Opioids work by mimicking a suite of naturally occurring pain-relieving molecules produced by the brain. Like those brain molecules, opioids quiet pain signals in the brain and spinal cord, but not at its source — peripheral sensory neurons. Medications dampening NaV1.7, in contrast, would.
An early clinical trial of a NaV1.7 blocker in five people with inherited EM — a disease caused by SCN9A mutations — showed the drug dampened pain in these patients. While that drug blocked NaV1.7, it also interfered with other NaVs. As a result, it caused unacceptable side effects at the doses required to relieve more common types of pain. Elements of the pain transmission system possess high levels of NaV1.7 so it remains a promising drug target for new pain therapeutics, and pharmaceutical companies continue to develop more selective blockers.
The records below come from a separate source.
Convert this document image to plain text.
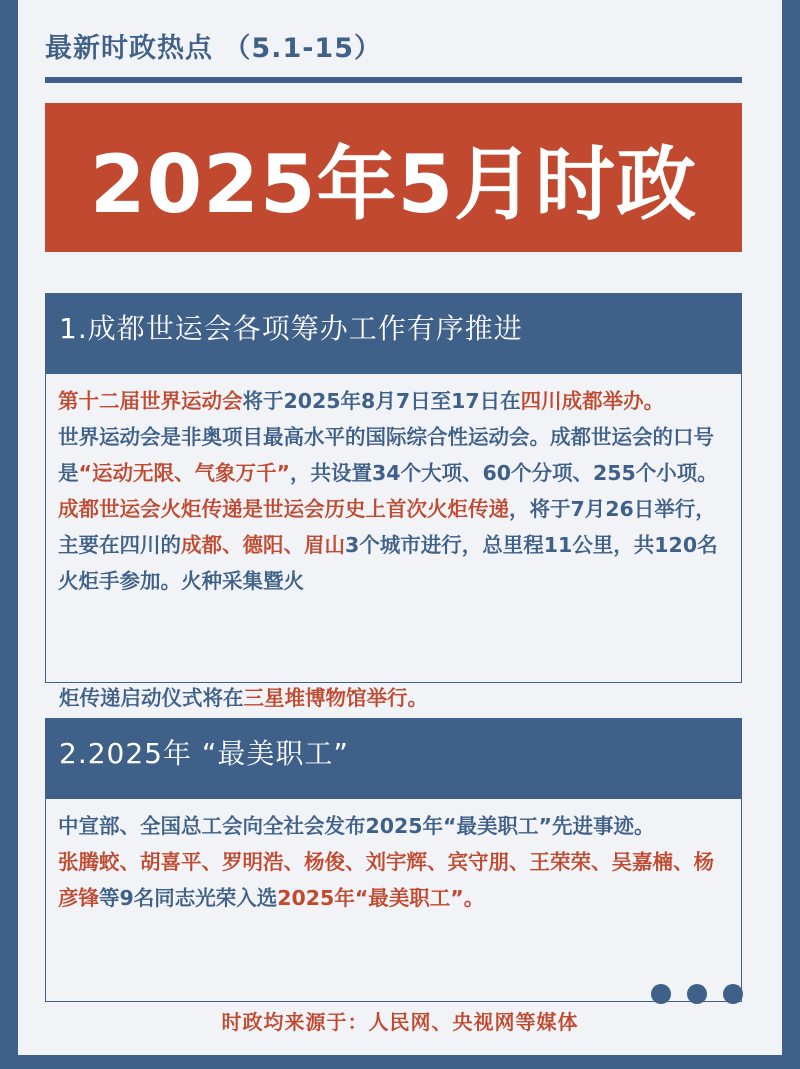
最新时政热点 （5.1-15）
2025年5月时政
1.成都世运会各项筹办工作有序推进

第十二届世界运动会将于2025年8月7日至17日在四川成都举办。

世界运动会是非奥项目最高水平的国际综合性运动会。成都世运会的口号是“运动无限、气象万千”，共设置34个大项、60个分项、255个小项。

成都世运会火炬传递是世运会历史上首次火炬传递，将于7月26日举行，主要在四川的成都、德阳、眉山3个城市进行，总里程11公里，共120名火炬手参加。火种采集暨火

炬传递启动仪式将在三星堆博物馆举行。
2.2025年 “最美职工”

中宣部、全国总工会向全社会发布2025年“最美职工”先进事迹。

张腾蛟、胡喜平、罗明浩、杨俊、刘宇辉、宾守朋、王荣荣、吴嘉楠、杨彦锋等9名同志光荣入选2025年“最美职工”。

时政均来源于：人民网、央视网等媒体
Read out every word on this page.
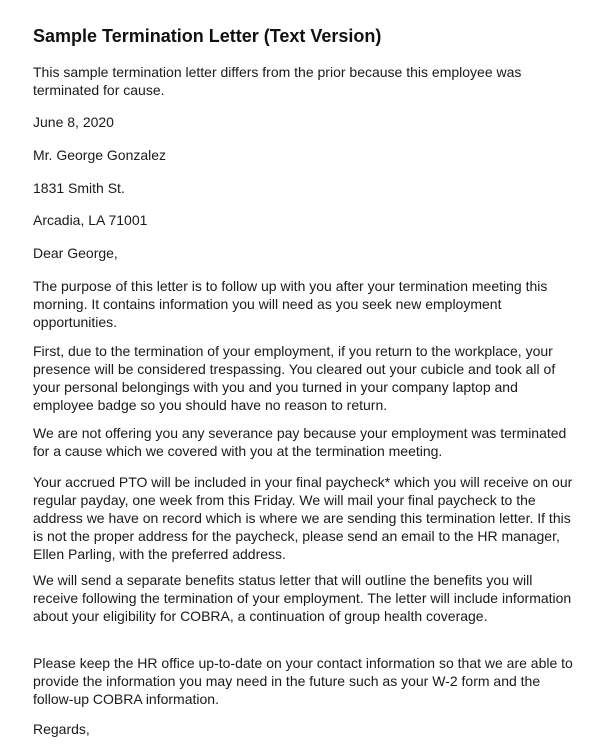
Sample Termination Letter (Text Version)

This sample termination letter differs from the prior because this employee was terminated for cause.

June 8, 2020

Mr. George Gonzalez

1831 Smith St.

Arcadia, LA 71001

Dear George,

The purpose of this letter is to follow up with you after your termination meeting this morning. It contains information you will need as you seek new employment opportunities.

First, due to the termination of your employment, if you return to the workplace, your presence will be considered trespassing. You cleared out your cubicle and took all of your personal belongings with you and you turned in your company laptop and employee badge so you should have no reason to return.

We are not offering you any severance pay because your employment was terminated for a cause which we covered with you at the termination meeting.

Your accrued PTO will be included in your final paycheck* which you will receive on our regular payday, one week from this Friday. We will mail your final paycheck to the address we have on record which is where we are sending this termination letter. If this is not the proper address for the paycheck, please send an email to the HR manager, Ellen Parling, with the preferred address.

We will send a separate benefits status letter that will outline the benefits you will receive following the termination of your employment. The letter will include information about your eligibility for COBRA, a continuation of group health coverage.

Please keep the HR office up-to-date on your contact information so that we are able to provide the information you may need in the future such as your W-2 form and the follow-up COBRA information.

Regards,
As clinical trials of one of these more selective NaV1.7 blockers has shown efficacy in treating trigeminal neuralgia, one of the most painful medical conditions known, NaV1.7 blockers might be available for general use within the next few years.
Importantly, blocking NaV1.7 activity could improve pain treatment either alone or in combination with other medications. That approach holds the promise of offering pain relief while reducing the use and misuse of opioids. Through continued research efforts funded by public and private institutions, scientists may soon reach this worthy goal.